Cook the egg noodles & get prepped
1

• Boil the kettle. Half-fill a medium saucepan with boiling water. • Cook egg noodles over medium-high heat, stirring occasionally with a fork to separate, until tender, 4-5 minutes. • Drain, rinse with cold water and set aside.

Cook the veggies
2

• Meanwhile, in a medium bowl, whisk the egg and a pinch of salt and pepper. • Slice capsicum into strips. Roughly chop Asian greens. Thinly slice spring onion. • Cut chicken breast into 2cm chunks. • In a large frying pan, heat a drizzle of olive oil over medium-high heat. • Cook capsicum tossing, until tender, 4-5 minutes. Add garlic paste and Asian greens and cook, until fragrant, 1 minute. • Stir in egg mixture, cook until cooked through, 1 minute. Transfer to a bowl. • In a small bowl, combine oyster sauce, the brown sugar, the soy sauce and the water. Set aside.

Cook the chicken & bring it all together
3

• Wipe out frying pan and return to high heat with a drizzle of olive oil. When oil is hot, cook chicken, tossing occasionally, until browned and cooked through (when no longer pink inside), 5-6 minutes. • Reduce heat to medium-high.
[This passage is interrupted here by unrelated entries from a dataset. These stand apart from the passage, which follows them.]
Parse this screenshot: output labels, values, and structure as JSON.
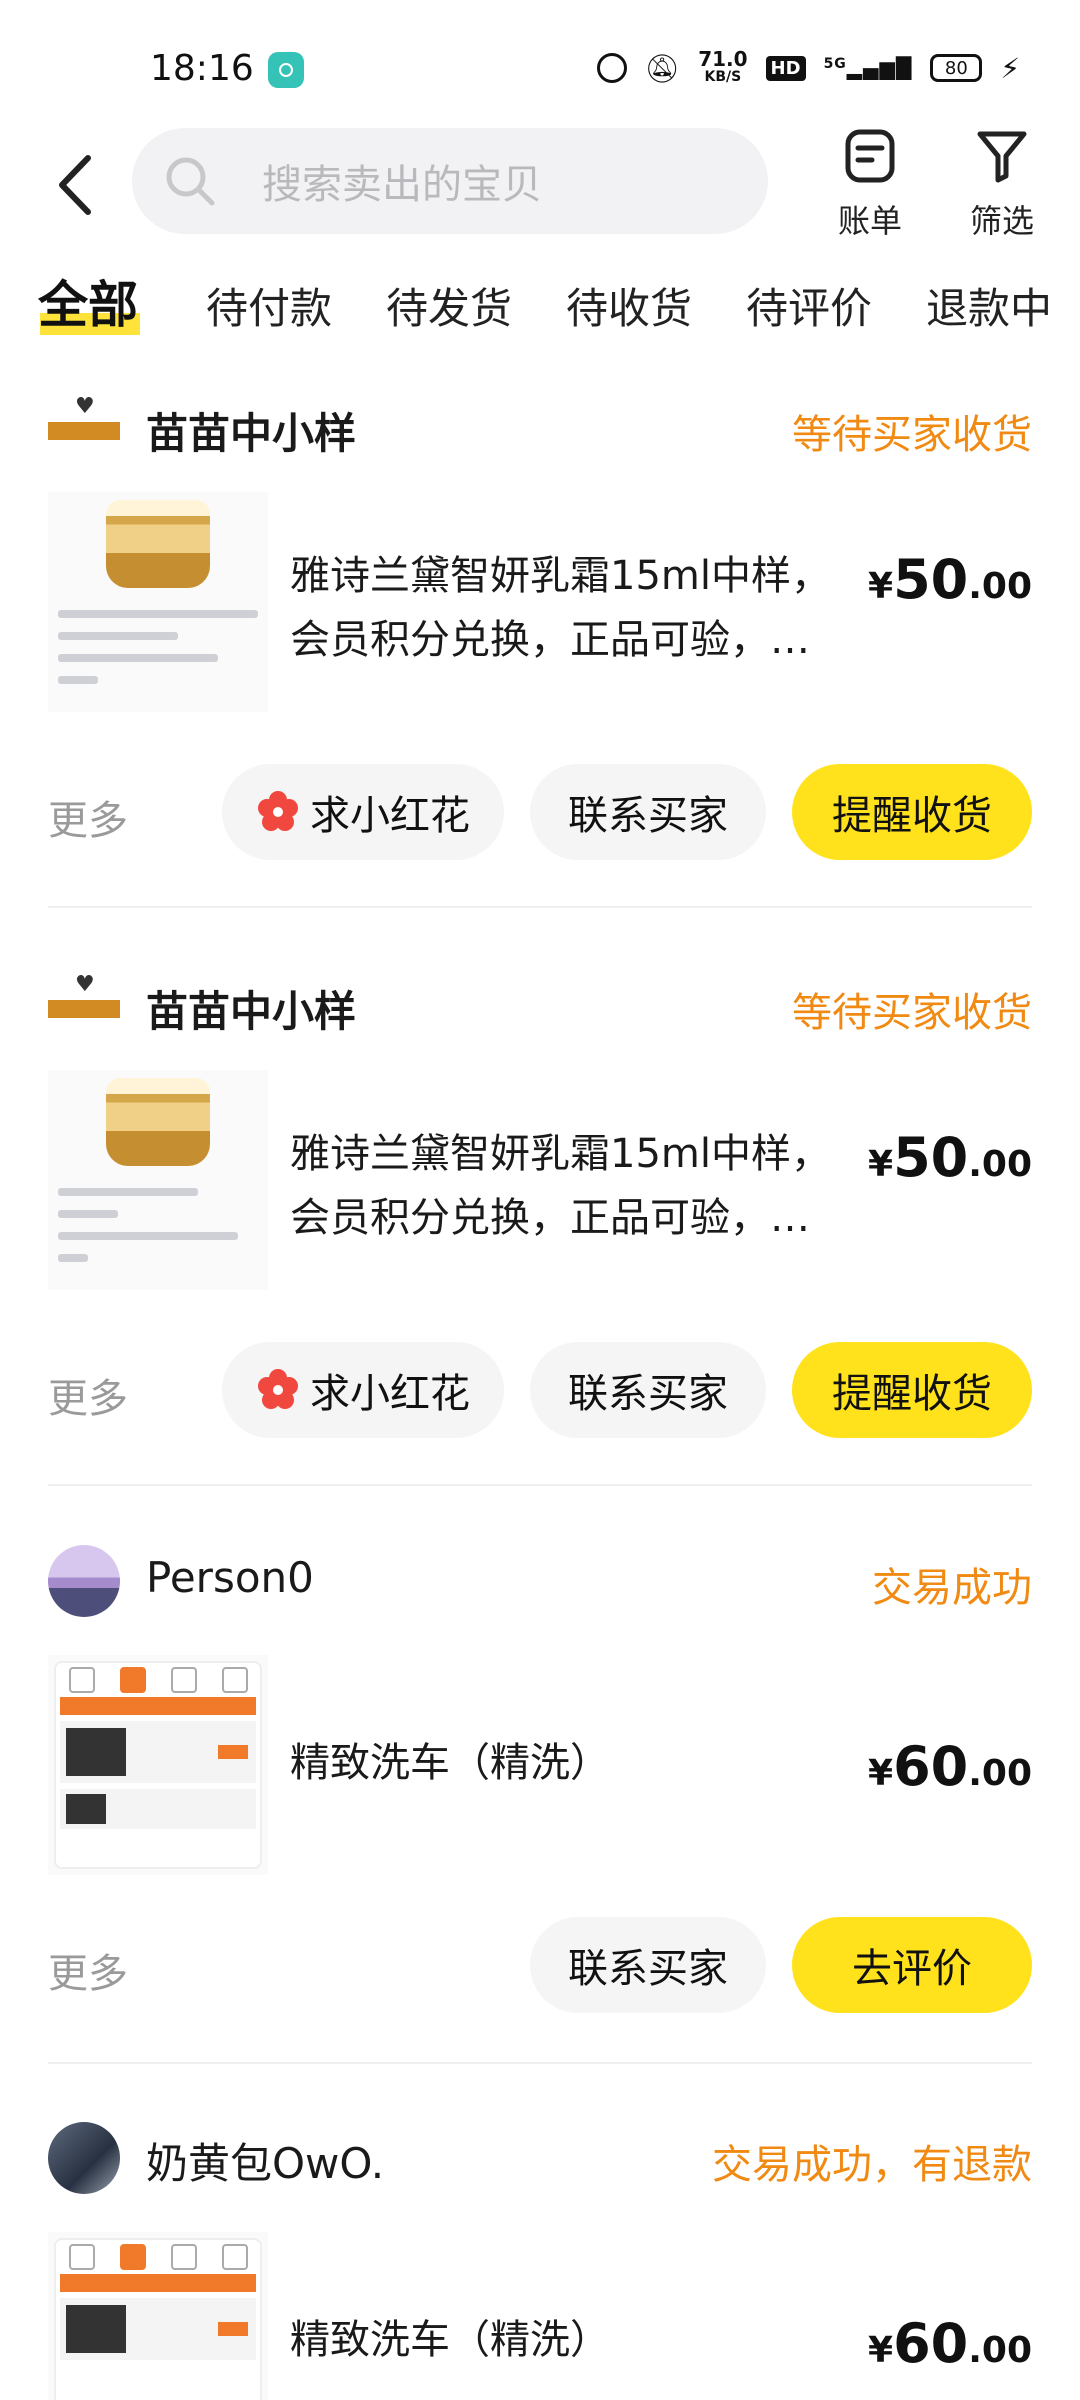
{
  "status_bar": {
    "time": "18:16",
    "net_speed_value": "71.0",
    "net_speed_unit": "KB/S",
    "hd": "HD",
    "signal": "5G",
    "battery": "80"
  },
  "header": {
    "search_placeholder": "搜索卖出的宝贝",
    "bill_label": "账单",
    "filter_label": "筛选"
  },
  "tabs": [
    "全部",
    "待付款",
    "待发货",
    "待收货",
    "待评价",
    "退款中"
  ],
  "orders": [
    {
      "shop": "苗苗中小样",
      "status": "等待买家收货",
      "title_line1": "雅诗兰黛智妍乳霜15ml中样，",
      "title_line2": "会员积分兑换，正品可验，…",
      "price_symbol": "¥",
      "price_int": "50",
      "price_dec": ".00",
      "more": "更多",
      "btn_flower": "求小红花",
      "btn_contact": "联系买家",
      "btn_primary": "提醒收货"
    },
    {
      "shop": "苗苗中小样",
      "status": "等待买家收货",
      "title_line1": "雅诗兰黛智妍乳霜15ml中样，",
      "title_line2": "会员积分兑换，正品可验，…",
      "price_symbol": "¥",
      "price_int": "50",
      "price_dec": ".00",
      "more": "更多",
      "btn_flower": "求小红花",
      "btn_contact": "联系买家",
      "btn_primary": "提醒收货"
    },
    {
      "shop": "Person0",
      "status": "交易成功",
      "title_line1": "精致洗车（精洗）",
      "price_symbol": "¥",
      "price_int": "60",
      "price_dec": ".00",
      "more": "更多",
      "btn_contact": "联系买家",
      "btn_primary": "去评价"
    },
    {
      "shop": "奶黄包OwO.",
      "status": "交易成功，有退款",
      "title_line1": "精致洗车（精洗）",
      "price_symbol": "¥",
      "price_int": "60",
      "price_dec": ".00"
    }
  ],
  "colors": {
    "accent_yellow": "#ffe21c",
    "status_orange": "#f08a12",
    "flower_red": "#f0483e"
  }
}
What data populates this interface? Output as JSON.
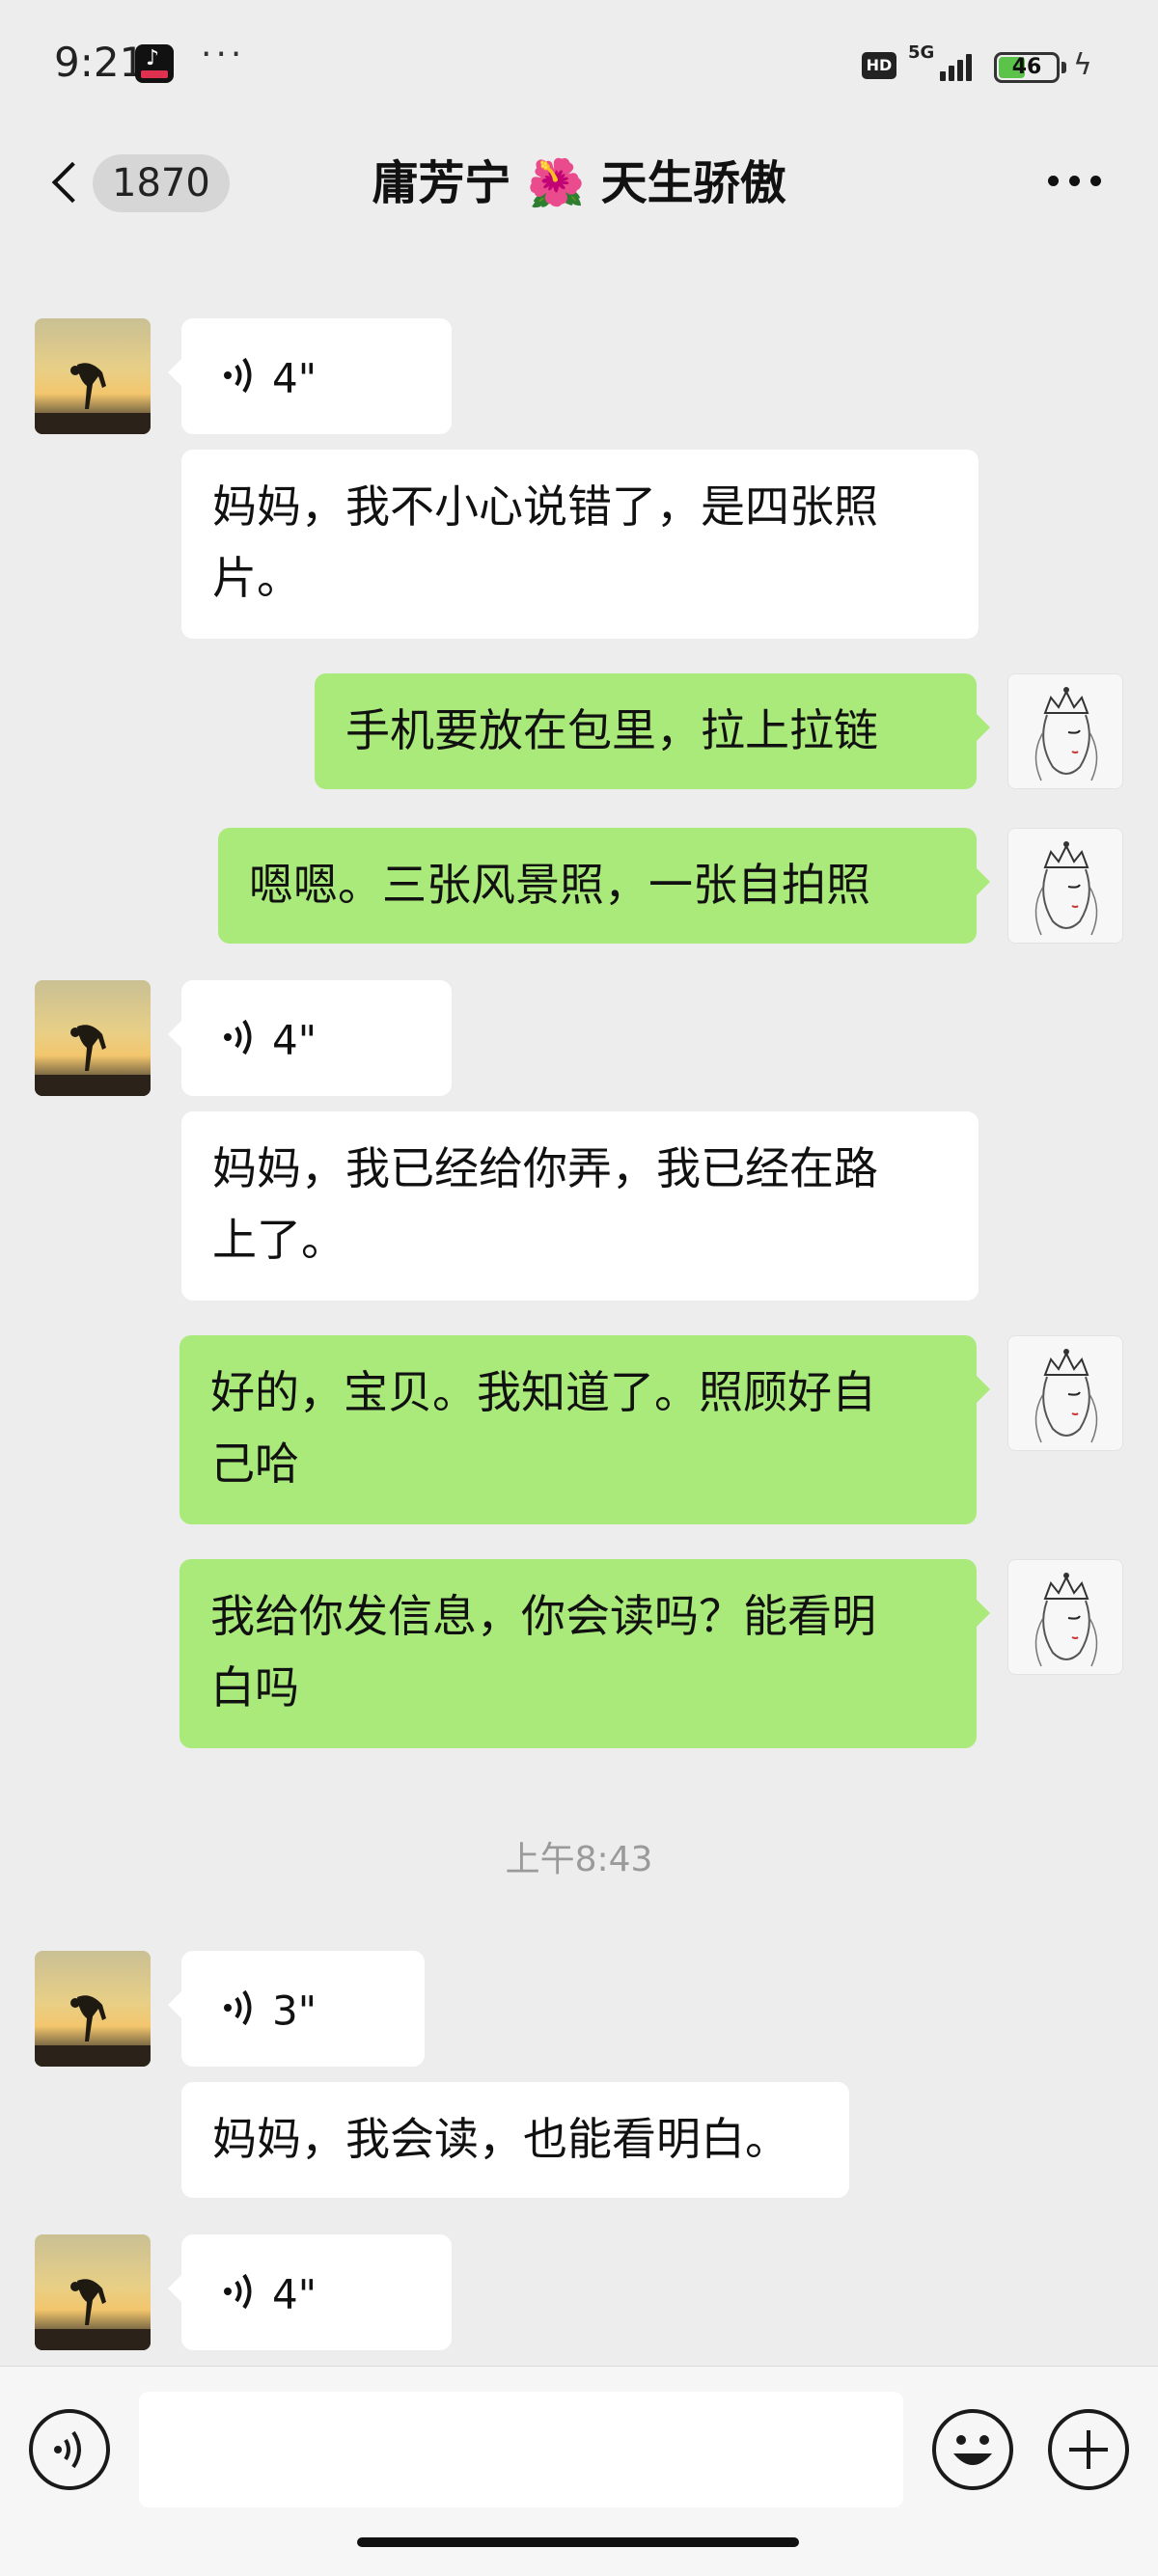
{
  "status_bar": {
    "time": "9:21",
    "dots": "···",
    "hd": "HD",
    "network": "5G",
    "battery": "46",
    "battery_level": 0.46
  },
  "header": {
    "unread_count": "1870",
    "title": "庸芳宁 🌺 天生骄傲"
  },
  "messages": [
    {
      "side": "in",
      "type": "voice",
      "duration": "4\""
    },
    {
      "side": "in",
      "type": "text",
      "lines": [
        "妈妈，我不小心说错了，是四张照",
        "片。"
      ]
    },
    {
      "side": "out",
      "type": "text",
      "lines": [
        "手机要放在包里，拉上拉链"
      ]
    },
    {
      "side": "out",
      "type": "text",
      "lines": [
        "嗯嗯。三张风景照，一张自拍照"
      ]
    },
    {
      "side": "in",
      "type": "voice",
      "duration": "4\""
    },
    {
      "side": "in",
      "type": "text",
      "lines": [
        "妈妈，我已经给你弄，我已经在路",
        "上了。"
      ]
    },
    {
      "side": "out",
      "type": "text",
      "lines": [
        "好的，宝贝。我知道了。照顾好自",
        "己哈"
      ]
    },
    {
      "side": "out",
      "type": "text",
      "lines": [
        "我给你发信息，你会读吗？能看明",
        "白吗"
      ]
    },
    {
      "side": "in",
      "type": "voice",
      "duration": "3\""
    },
    {
      "side": "in",
      "type": "text",
      "lines": [
        "妈妈，我会读，也能看明白。"
      ]
    },
    {
      "side": "in",
      "type": "voice",
      "duration": "4\""
    }
  ],
  "timestamp": "上午8:43",
  "input_bar": {
    "placeholder": ""
  },
  "colors": {
    "background": "#ededed",
    "outgoing_bubble": "#a9ea7a",
    "incoming_bubble": "#ffffff"
  }
}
Add ginger paste (see ingredients) and Southeast Asian spice blend, and cook until fragrant, 1 minute. • Add sauce mixture and cook, until bubbling, 1 minute. • Remove pan from heat and return veggies and noodles, tossing until combined. Season to taste.

Finish & serve
4

• Divide chicken Singapore-style noodles and veggies between bowls. • Top with spring onion. Enjoy!